30 Nov. 45

was quoted quite inaccurately. In the summary submitted by defense counsel, it is pointed out that the mental condition of the Defendant Hess does not permit him to defend himself, to reply to the witnesses or to understand all the details of the evidence. This is contrary to the decision submitted by the experts in their statement. The final conclusion of the experts definitely states that his loss of memory would not entirely prevent him from understanding the trial; it would, however, make it impossible for him to defend himself and to remember particulars of the past. I consider that these particulars, which Hess is unable to remember' would not unduly interest the Tribunal. The most important point is that emphasized by the experts in their decision, a point which they themselves never doubted and which, incidentally, was never doubted by Hess' defense counsel, namely-that Hess is sane; and in that case Hess comes under the jurisdiction of the International Tribunal. On the basis of these facts I consider that the application of the Defense should be denied as being unsubstantiated.

SIR DAVID MAXWELL-FYFE: May it please the Tribunal, it has been suggested that I might say just a word, and as shortly as the Tribunal desires, as to the legal conceptions which govern the position with which the Tribunal and this defendant are placed at the present time. The question before the Tribunal is whether this defendant is able to plead to the Indictment and should be tried at the present time.

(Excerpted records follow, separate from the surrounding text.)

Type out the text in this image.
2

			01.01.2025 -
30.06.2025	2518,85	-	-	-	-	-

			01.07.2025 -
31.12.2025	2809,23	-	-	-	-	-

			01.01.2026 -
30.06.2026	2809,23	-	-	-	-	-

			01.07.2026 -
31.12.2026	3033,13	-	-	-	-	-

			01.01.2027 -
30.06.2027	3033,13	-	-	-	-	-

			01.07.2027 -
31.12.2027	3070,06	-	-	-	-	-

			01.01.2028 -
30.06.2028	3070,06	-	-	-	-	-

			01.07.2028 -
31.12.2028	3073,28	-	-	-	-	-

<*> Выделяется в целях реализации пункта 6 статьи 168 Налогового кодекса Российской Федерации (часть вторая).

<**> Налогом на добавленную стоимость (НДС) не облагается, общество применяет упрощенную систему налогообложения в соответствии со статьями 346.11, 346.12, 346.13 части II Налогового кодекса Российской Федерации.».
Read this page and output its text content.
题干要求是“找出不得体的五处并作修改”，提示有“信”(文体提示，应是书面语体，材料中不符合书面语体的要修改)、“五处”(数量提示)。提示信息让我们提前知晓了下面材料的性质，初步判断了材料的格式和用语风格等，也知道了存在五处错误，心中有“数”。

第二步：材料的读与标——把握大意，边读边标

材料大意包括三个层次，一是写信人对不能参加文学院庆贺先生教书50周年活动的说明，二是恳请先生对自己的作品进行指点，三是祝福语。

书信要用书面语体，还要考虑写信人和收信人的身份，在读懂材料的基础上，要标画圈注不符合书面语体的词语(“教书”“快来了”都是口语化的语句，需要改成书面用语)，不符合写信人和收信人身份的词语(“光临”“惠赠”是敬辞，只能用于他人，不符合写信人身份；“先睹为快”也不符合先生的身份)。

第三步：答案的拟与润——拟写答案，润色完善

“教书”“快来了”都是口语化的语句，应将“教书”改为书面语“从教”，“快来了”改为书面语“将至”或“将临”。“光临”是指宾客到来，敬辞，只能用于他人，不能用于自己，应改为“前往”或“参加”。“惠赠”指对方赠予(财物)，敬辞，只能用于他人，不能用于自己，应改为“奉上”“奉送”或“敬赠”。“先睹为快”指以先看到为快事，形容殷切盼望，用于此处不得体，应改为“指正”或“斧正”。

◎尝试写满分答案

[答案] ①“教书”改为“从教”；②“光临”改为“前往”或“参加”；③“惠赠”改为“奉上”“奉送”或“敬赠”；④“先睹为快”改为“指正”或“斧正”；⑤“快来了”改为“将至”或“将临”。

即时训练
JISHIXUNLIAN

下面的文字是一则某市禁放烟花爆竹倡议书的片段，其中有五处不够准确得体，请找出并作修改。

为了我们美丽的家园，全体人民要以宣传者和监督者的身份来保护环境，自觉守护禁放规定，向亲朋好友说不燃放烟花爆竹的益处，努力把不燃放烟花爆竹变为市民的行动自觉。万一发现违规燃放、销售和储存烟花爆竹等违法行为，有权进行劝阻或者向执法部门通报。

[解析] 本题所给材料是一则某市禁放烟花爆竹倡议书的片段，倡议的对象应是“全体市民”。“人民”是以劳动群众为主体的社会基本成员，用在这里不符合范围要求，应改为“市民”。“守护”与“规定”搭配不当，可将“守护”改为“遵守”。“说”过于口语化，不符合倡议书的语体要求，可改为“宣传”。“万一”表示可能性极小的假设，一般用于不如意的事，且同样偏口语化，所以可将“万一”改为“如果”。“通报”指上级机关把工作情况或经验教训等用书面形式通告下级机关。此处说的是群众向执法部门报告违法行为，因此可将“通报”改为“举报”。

If I might very briefly refer the Tribunal to the short passages in the report, which I submit are relevant, it might be useful at the present time. According to the attachments to the order, which I have, the first report is that signed by the British doctors on the 19th November 1945. And in that report I beg the Tribunal to refer to Paragraph 3, in which the signatories say that at the moment he is not insane in the strict sense. His loss of memory will not entirely interfere with his comprehension of the proceedings, but it will interfere with his ability to make his defense and to understand details of the past, which arise in evidence.

The next report is that signed by the American and French doctors, and in Paragraph 1, the Tribunal will see:

"We find, as a result of our examinations and investigations, that Rudolf Hess is suffering from hysteria characterized in part by loss of memory. The nature of this loss of memory is such that it will not interfere with his comprehension of the proceedings, but it will interfere with his response to questions relating to his past and will interfere with his undertaking his defense."